Wage Agreement Finalised At Chances Casino
Serious tension has been brewing at Chances Casino Abbotsford. Previous lockdowns in accordance with the world health crisis left members of the United Steelworkers union unable to work for over 15 months. Now, upon their return the venue attempted to issue new contracts. If workers had signed, it would have reduced their wages significantly. Though, according to Chances Casino, this was a fair compromise. A spokesperson for the venue explained that, if taking into account how many working hours and how much company revenue had been lost, drastic measures were needed to keep things afloat.
However, the United Steelworkers (USW) union jumped immediately into action, rejecting the new contract and demanding changes. Now, after a 2-week strike, it seems as if the issue has officially been put to bed. This is good news for Chances Casino, and parent corporation Playtime Gaming.
The initial conflict flared earlier in the month, 14th June 2021. Workers flatly refused to sign the new contracts, given that pay would have been reduced to almost minimum wages. Additionally, benefits were also being cut back dramatically.
Al Bieska, president of the USW, made a statement on the matter. He declared that that much effort had been put into setting the matter straight, and that members of the union had stood tall in face of enormous pressure. He elaborated that, through unity and diplomacy, a reasonable agreement had now finally been reached.

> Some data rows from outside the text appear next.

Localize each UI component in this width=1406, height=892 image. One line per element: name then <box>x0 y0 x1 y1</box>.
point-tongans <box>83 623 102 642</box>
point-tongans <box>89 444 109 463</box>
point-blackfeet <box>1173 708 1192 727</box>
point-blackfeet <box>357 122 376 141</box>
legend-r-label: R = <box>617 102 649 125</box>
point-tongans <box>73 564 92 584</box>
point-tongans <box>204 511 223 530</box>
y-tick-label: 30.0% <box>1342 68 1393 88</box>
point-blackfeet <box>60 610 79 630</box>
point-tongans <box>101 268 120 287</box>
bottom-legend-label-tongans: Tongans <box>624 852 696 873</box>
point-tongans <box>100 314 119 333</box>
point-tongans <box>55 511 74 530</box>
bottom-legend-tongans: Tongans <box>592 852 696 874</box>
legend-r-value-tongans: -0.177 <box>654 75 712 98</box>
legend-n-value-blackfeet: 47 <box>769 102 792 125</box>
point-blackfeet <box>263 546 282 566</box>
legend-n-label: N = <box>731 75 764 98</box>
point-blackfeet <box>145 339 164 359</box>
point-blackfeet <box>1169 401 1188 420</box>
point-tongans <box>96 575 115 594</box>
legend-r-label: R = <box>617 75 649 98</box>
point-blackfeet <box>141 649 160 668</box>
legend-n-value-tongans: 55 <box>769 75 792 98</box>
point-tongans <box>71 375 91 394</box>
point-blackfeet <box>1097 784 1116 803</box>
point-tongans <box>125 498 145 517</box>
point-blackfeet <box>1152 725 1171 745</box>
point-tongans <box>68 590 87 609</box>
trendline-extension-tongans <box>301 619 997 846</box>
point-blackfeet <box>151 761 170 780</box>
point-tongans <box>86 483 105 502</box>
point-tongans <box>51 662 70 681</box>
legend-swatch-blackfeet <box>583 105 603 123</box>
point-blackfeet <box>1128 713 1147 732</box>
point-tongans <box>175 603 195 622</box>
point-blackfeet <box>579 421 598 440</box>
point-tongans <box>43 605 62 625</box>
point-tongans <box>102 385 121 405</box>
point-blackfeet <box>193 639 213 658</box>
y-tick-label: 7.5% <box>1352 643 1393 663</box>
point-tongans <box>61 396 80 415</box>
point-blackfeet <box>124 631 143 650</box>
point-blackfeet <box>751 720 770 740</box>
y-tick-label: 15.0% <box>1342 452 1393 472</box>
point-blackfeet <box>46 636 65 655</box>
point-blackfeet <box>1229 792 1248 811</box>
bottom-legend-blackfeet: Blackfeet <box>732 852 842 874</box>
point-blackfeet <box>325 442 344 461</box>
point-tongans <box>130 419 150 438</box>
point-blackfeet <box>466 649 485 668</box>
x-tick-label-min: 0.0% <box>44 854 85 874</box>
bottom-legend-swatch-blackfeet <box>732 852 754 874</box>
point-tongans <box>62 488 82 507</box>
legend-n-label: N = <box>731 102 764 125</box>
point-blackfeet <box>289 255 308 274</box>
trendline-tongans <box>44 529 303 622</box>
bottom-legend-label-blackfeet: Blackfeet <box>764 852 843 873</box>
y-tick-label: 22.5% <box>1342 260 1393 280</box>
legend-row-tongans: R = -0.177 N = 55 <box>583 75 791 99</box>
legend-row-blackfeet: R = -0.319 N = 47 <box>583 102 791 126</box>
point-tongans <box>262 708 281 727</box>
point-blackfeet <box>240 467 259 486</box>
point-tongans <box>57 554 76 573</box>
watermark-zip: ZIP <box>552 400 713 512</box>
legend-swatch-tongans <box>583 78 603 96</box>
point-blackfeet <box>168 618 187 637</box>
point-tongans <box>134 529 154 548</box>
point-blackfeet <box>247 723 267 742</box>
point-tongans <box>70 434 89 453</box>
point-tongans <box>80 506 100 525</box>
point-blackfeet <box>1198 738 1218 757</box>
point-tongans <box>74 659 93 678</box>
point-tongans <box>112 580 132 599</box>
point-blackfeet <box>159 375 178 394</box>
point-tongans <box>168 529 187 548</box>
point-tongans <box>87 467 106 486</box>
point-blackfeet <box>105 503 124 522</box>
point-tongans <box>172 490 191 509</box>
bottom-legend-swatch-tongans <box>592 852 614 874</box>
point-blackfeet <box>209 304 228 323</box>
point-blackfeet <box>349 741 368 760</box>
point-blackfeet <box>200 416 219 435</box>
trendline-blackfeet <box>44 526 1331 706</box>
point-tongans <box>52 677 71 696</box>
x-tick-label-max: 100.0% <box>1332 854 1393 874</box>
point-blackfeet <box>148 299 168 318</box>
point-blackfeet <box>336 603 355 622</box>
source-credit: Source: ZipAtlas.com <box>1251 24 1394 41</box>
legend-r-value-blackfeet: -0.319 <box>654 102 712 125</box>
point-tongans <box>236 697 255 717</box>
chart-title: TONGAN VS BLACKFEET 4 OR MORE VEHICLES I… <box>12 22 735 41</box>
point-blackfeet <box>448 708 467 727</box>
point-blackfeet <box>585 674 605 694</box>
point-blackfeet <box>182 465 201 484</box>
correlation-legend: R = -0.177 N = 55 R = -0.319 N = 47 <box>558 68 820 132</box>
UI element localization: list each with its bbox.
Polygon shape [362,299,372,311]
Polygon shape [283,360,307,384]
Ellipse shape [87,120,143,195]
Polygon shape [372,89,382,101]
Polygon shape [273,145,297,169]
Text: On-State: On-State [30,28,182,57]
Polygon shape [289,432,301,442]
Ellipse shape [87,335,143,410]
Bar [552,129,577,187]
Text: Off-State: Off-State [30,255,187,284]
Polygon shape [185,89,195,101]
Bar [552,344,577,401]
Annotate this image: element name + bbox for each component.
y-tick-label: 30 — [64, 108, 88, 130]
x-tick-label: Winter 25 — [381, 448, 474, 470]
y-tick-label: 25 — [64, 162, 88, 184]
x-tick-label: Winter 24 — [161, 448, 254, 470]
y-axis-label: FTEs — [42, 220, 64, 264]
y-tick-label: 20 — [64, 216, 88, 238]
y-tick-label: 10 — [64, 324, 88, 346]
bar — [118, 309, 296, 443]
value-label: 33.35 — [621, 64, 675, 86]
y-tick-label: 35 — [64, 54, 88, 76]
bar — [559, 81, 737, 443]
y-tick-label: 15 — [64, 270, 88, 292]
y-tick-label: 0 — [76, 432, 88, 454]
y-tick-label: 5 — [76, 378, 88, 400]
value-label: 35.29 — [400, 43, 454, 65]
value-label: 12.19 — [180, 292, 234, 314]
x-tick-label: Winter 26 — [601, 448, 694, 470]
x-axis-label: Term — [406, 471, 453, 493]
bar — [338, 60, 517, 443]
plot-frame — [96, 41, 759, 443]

Although finer details have not been revealed, it is known that the new contract includes an 8% wage increase over the next 3 years.
Staff Representative at USW, Ginette Talbo-Hoogeveen, shed more light on the matter. She first explained that Chances Casino Abbotsford had received an enormous injection of over CA$300 million, helping to cover revenue lost during the lockdown. The cash had been granted in accordance with the Larger Employer Emergency Financing Facility, she elaborated, ensuring that the venue did not collapse.
She then stressed that workers had suffered enough already, having not been able to return to work for over a year. The threatened lockout had been nothing short of bullying, she continued, and the workers had had every right to reject the situation. She concluded that the matter had now thankfully been resolved, and that she, and those she represented, were extremely happy with the new contract.
No doubt the workers will be ready for the planned July reopening.